Der Wandel vom Industriestandort zum Szene-Stadtteil gilt als Modell für viele andere Viertel. Festakt im Altonaer Rathaus.

Ottensen. Die eisernen Gleise führen mitten durch die Straßen hinein in das Werkstor der Zeisehallen. Auf ihren Schienen stehen im Sommer Biertische, Kinder spielen, hier stehen die Menschen für einen Besuch der Zeise-Kinos Schlange. Noch in den 1920er-Jahren wurden auf den Gleisen Schiffsschrauben der Firma Zeise transportiert. Heute ist der Ort ein Kulturzentrum, ein Treffpunkt mit öffentlicher Bücherhalle, Kindergarten, Läden, Kino und Restaurants. Die Maschinenfabrik ist längst Geschichte. Ein Relikt des vergangenen Jahrhunderts. Eine Spur, die zurückführt in die Geschichte eines Stadtteils, der heute 700 Jahre alt wird. Ottensen feiert Geburtstag. Der öffentliche Festakt im Altonaer Rathaus beginnt um 18.30 Uhr.

Der Stadtteil zwischen dem Bahnhof Altona und der Fabrik ist heute eines der In-Viertel. 33.000 Menschen leben hier. Der Stadtteil gehört zu den beliebtesten Wohnvierteln in Hamburg. Bunt und gemütlich sind die verwinkelten Straßen, voller Leben, geprägt von Multikulti und Toleranz. Auf den Bürgersteigen stehen Stühle und Tische. Aus den Kneipen und Cafés klingt Musik aufs Trottoir. In der Fußgängerzone sitzen Punks in kleinen Gruppen, im Café nebenan haben es sich Mütter mit ihren Babys bequem gemacht. Sie trinken Latte macchiato, gönnen sich ein Stück frisch gebackenen Apfelkuchen. Die Punks öffnen sich eine Flasche Astra. Es ist friedlich. Jeder kann hier tun und lassen, was er möchte. Hier ist Multikulti gelungen.

Ottensen, das Arbeiter- und Industrieviertel von einst, ist heute das Zuhause von Künstlern und Freiberuflern, Studenten und jungen Familien, von Menschen verschiedener Nationalitäten, von Hafenarbeitern und Intellektuellen. Sie leben in sanierten Altbauwohnungen mit farbigen Hinterhöfen, in alten Arbeiterhäusern und modernen Neubauten.
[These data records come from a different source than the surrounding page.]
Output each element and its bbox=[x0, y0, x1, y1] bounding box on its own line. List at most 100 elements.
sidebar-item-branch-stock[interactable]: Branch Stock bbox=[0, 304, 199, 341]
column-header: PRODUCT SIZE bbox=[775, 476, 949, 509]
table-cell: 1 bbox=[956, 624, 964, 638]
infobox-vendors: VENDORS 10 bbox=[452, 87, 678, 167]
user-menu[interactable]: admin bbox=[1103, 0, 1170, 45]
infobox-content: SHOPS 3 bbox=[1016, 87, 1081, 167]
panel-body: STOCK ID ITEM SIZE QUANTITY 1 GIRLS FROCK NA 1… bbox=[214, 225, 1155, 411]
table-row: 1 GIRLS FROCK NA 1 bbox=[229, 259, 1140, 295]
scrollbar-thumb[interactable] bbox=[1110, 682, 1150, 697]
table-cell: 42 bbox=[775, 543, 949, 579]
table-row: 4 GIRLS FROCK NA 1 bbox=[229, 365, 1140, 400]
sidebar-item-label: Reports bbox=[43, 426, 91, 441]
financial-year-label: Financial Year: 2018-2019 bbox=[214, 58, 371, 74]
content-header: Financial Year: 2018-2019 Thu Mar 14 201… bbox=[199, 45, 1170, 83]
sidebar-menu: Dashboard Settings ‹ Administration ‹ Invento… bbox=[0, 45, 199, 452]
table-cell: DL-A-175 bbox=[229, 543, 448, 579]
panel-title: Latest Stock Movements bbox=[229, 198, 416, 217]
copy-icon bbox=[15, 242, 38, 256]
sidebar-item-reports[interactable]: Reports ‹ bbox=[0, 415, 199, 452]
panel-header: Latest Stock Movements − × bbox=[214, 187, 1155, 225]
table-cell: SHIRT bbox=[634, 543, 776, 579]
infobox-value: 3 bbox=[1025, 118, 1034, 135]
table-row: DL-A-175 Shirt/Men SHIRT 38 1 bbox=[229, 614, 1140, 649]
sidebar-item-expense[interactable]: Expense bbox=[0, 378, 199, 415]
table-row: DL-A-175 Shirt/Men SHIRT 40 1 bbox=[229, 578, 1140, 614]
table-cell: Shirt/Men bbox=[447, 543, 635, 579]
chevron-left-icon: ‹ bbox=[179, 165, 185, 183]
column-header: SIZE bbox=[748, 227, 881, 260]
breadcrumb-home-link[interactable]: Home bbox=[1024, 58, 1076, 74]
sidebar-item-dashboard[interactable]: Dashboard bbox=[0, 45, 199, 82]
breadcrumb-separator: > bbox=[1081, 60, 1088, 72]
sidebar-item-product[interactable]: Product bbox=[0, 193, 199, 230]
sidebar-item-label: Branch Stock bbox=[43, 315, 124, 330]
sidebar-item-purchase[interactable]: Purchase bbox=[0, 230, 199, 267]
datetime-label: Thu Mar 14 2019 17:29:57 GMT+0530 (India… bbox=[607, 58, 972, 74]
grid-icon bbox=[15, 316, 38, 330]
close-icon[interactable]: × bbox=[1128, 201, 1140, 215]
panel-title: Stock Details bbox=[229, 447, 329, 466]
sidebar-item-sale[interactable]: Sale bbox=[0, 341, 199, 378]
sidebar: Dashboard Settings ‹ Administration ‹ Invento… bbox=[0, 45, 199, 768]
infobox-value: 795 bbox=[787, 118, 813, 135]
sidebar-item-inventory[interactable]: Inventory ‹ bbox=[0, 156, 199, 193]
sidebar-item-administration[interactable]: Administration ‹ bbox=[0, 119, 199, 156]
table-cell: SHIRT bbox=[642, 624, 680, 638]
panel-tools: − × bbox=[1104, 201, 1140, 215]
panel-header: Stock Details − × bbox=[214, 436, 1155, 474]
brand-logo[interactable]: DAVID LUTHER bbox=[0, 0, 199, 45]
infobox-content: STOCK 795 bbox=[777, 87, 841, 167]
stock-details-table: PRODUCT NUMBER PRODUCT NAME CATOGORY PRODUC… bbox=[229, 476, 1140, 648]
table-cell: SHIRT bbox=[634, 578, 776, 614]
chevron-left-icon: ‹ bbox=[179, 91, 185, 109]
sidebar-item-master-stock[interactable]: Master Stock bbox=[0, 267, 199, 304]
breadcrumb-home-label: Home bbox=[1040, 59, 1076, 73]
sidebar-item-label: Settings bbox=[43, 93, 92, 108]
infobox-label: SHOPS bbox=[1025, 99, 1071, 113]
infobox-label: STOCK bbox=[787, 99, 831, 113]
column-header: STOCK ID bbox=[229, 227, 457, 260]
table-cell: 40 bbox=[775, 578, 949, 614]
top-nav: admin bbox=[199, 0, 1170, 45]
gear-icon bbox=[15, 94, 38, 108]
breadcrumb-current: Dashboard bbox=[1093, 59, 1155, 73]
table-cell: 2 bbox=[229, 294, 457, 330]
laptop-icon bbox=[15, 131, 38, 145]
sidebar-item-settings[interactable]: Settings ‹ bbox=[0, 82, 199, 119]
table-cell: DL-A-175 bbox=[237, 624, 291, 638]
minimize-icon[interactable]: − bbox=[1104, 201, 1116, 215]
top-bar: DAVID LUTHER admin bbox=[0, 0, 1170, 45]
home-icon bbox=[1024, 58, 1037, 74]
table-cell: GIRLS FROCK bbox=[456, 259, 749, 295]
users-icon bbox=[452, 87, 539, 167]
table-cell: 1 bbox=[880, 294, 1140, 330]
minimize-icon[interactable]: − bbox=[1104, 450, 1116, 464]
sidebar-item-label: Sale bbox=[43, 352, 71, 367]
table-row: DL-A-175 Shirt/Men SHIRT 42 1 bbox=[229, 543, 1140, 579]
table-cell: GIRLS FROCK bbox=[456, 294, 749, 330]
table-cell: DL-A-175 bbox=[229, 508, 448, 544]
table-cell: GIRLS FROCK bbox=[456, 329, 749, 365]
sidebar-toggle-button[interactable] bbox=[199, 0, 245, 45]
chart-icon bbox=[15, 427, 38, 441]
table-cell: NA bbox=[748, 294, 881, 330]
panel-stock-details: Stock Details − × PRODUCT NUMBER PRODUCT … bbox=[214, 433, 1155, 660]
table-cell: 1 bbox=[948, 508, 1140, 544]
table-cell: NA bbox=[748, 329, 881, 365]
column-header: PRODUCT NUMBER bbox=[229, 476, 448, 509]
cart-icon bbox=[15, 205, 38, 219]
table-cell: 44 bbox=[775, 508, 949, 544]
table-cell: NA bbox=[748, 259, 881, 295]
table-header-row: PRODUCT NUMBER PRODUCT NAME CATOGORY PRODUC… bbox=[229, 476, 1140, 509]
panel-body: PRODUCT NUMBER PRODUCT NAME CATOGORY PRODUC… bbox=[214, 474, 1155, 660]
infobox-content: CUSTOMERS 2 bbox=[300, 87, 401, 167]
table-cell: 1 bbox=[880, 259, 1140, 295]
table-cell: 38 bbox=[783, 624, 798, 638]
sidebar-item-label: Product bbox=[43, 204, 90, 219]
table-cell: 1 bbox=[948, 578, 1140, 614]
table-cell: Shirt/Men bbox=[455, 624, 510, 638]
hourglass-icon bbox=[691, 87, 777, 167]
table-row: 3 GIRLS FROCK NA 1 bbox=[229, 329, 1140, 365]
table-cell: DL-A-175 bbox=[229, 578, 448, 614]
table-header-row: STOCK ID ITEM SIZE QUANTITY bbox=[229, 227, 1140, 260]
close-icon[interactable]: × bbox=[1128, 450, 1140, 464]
Ottensen ist Stadt. Und es ist Dorf geblieben. Mit allem, was dazugehört, Marktplätzen, Landwirtschaft, Klatsch und Tratsch. "Man begegnet sich auf Augenhöhe hier", sagt Michael Wendt vom Stadtteilkulturzentrum "Motte". In Ottensen gebe es ein ausgeprägtes "Wir-Gefühl", einen außergewöhnlichen Zusammenhalt, der vielleicht geschichtlich bedingt ist. Denn Ottensen war eigentlich immer außen vor und damit in gewisser Weise für sich selbst verantwortlich.

Erstmals urkundlich erwähnt wurde das Dorf Ottenhusen im Jahr 1310. "Damals wollte die Stadt Hamburg vertraglich festhalten, dass sich die Bebauung des Dorfs nicht weiter an die Stadt annähert", sagt Brigitte Abramowski. Abramowski kennt die Geschichte Ottensens wie keine Zweite. Vor knapp 30 Jahren gründete die heute 58-Jährige gemeinsam mit anderen die Geschichtswerkstatt. Dort ist die Historie des Stadtteils bis ins kleinste Detail archiviert. Hier erfährt der Besucher, dass der Stadtteil Ottensen erst seit 1937 zu Hamburg gehört. Seit Mitte des 19. Jahrhunderts entwickelte sich das Quartier zum florierenden Industriestandort. 1849 wurde hier die erste Glashütte eröffnet. Auch Tabak-, Metall- und Fisch-Unternehmer schätzten die Nähe der Elbe.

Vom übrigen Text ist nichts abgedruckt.